What is L’Estel Ferit?
L’Estel Ferit, or The Wounded Star’ is a commemorative sculpture by German visual artist Rebecca Horn located in the Barceloneta neighbourhood.

Canaan, CC BY-SA 3.0, via Wikimedia Commons
L’Estel Ferit History
This precariously stacked sculpture of four iron and glass cubes is L’Estel Ferit, The Wounded Star (or Los Cubos if you want to sound like a local). The haphazard, gracefully rusting tower, commissioned for the 1992 Olympic Games, is the work of German visual artist Rebecca Horn. Her sculpture has become one of the Barceloneta neighbourhood’s most iconic landmarks.

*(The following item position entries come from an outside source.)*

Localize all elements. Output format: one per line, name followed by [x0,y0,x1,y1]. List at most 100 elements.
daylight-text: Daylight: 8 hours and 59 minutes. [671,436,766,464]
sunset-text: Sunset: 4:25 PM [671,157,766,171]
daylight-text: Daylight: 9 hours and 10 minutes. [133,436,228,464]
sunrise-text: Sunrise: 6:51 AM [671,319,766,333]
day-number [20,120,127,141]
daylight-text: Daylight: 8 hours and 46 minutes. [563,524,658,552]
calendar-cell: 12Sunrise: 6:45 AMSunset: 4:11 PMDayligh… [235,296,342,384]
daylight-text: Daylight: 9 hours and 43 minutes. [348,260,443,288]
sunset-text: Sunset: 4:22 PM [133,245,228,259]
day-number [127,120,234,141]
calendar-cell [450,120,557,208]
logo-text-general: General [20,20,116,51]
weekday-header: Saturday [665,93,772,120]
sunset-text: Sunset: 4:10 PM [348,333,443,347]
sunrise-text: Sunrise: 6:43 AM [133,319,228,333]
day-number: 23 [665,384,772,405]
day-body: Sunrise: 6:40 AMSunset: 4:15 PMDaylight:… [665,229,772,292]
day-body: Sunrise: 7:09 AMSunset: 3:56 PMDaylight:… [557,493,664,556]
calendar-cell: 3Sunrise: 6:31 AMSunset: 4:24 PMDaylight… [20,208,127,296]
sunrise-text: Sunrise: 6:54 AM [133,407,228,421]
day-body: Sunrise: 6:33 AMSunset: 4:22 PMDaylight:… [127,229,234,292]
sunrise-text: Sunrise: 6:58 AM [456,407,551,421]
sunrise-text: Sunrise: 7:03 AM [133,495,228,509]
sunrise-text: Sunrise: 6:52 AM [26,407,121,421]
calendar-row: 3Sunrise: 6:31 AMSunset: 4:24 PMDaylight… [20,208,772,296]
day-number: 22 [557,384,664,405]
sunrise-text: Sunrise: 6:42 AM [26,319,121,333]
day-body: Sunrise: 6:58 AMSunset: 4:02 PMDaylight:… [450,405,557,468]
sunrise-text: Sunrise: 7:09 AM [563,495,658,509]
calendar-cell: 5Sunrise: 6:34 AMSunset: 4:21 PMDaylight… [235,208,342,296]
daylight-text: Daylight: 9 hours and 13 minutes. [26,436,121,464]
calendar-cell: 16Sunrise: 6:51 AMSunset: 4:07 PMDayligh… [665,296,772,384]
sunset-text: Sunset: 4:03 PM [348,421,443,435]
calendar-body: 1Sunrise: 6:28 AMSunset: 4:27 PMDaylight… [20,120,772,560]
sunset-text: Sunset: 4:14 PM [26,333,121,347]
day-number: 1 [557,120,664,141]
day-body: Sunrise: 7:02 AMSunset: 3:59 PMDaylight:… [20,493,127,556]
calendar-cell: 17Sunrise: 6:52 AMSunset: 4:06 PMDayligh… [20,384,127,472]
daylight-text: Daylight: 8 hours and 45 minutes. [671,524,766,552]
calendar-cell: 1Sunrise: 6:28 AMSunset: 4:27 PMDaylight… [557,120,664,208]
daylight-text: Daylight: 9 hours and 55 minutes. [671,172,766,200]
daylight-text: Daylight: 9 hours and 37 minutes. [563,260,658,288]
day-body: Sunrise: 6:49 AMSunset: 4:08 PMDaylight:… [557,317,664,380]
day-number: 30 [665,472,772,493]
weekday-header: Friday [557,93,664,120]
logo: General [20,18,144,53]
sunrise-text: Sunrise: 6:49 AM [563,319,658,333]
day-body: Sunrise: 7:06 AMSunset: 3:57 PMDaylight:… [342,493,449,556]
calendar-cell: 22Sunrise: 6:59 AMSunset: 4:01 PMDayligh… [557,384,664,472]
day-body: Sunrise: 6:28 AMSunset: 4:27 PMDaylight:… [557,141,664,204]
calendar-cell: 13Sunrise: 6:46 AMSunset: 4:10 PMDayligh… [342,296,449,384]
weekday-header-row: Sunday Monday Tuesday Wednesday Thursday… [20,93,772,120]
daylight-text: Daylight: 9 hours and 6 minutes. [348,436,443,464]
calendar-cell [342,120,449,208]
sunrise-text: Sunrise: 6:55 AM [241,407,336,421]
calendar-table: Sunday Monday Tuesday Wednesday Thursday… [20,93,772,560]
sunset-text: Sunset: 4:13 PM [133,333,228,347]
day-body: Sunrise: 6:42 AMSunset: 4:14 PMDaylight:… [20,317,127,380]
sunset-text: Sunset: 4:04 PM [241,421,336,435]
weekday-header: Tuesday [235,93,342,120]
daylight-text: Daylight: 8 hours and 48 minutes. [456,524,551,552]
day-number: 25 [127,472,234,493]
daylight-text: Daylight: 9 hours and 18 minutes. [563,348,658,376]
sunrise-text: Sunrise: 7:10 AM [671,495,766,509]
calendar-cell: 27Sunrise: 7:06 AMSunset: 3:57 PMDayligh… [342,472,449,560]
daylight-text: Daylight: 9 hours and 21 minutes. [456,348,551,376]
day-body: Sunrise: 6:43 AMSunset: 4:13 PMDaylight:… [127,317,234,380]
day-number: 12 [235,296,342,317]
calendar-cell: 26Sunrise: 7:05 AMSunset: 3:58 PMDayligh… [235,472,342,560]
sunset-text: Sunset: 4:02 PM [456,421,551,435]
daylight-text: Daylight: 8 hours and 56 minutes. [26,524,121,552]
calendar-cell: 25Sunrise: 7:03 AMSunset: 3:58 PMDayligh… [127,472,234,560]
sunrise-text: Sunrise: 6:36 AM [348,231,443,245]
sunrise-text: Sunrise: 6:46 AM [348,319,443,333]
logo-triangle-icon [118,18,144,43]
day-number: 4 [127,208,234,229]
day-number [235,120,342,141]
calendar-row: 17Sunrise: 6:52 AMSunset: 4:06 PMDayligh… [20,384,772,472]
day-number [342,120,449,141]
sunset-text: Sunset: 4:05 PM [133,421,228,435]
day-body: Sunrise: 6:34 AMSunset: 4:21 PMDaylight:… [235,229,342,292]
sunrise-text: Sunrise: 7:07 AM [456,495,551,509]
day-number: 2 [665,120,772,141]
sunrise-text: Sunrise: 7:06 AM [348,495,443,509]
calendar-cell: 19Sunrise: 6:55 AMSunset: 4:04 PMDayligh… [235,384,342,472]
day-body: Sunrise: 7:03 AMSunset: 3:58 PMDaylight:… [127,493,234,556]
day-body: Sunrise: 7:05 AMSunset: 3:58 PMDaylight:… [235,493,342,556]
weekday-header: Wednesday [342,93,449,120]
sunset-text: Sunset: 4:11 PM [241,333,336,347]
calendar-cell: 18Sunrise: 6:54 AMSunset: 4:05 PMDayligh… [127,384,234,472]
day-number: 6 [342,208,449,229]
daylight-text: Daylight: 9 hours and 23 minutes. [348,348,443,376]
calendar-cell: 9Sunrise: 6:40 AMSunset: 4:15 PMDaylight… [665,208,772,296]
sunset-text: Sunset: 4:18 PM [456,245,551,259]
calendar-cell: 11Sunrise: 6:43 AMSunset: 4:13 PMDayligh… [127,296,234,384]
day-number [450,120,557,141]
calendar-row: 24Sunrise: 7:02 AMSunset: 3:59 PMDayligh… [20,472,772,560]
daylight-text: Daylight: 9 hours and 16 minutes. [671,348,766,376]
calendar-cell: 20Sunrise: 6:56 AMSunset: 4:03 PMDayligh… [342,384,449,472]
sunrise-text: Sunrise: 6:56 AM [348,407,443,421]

With the arrival of factories and shipbuilding yards in the 19th century, Barceloneta soon became overcrowded with the workers, sailors and fishermen who made their living on the coast. In order to accommodate the population, the workers’ houses were first split in half and later in quarters. As a result, their tiny dwellings measured no more than 30 square metres and often held large families of ten or more people. Chiringuitos, the bars, seafood kiosks and humble restaurants that served the workers, used to line the Barceloneta coastline. A century later many of these small shacks had long since fallen into disrepair, but remained well-loved by both locals and tourists. But in the run-up to the Olympics, this old and shabby fishing district underwent huge changes. Its factories were closed and beaches completely renovated. The whole area was refurbished and gentrified.
Horn’s sculpture pays sincere tribute to a lost community. Its empty windows give it the appearance of an abandoned home. Its higgledy-piggledy structure captures a trace of the ramshackle buildings that used to fill the district. Horn’s work is particularly powerful at dawn, with each window of the sculpture dramatically illuminated as the sun rises over the ocean.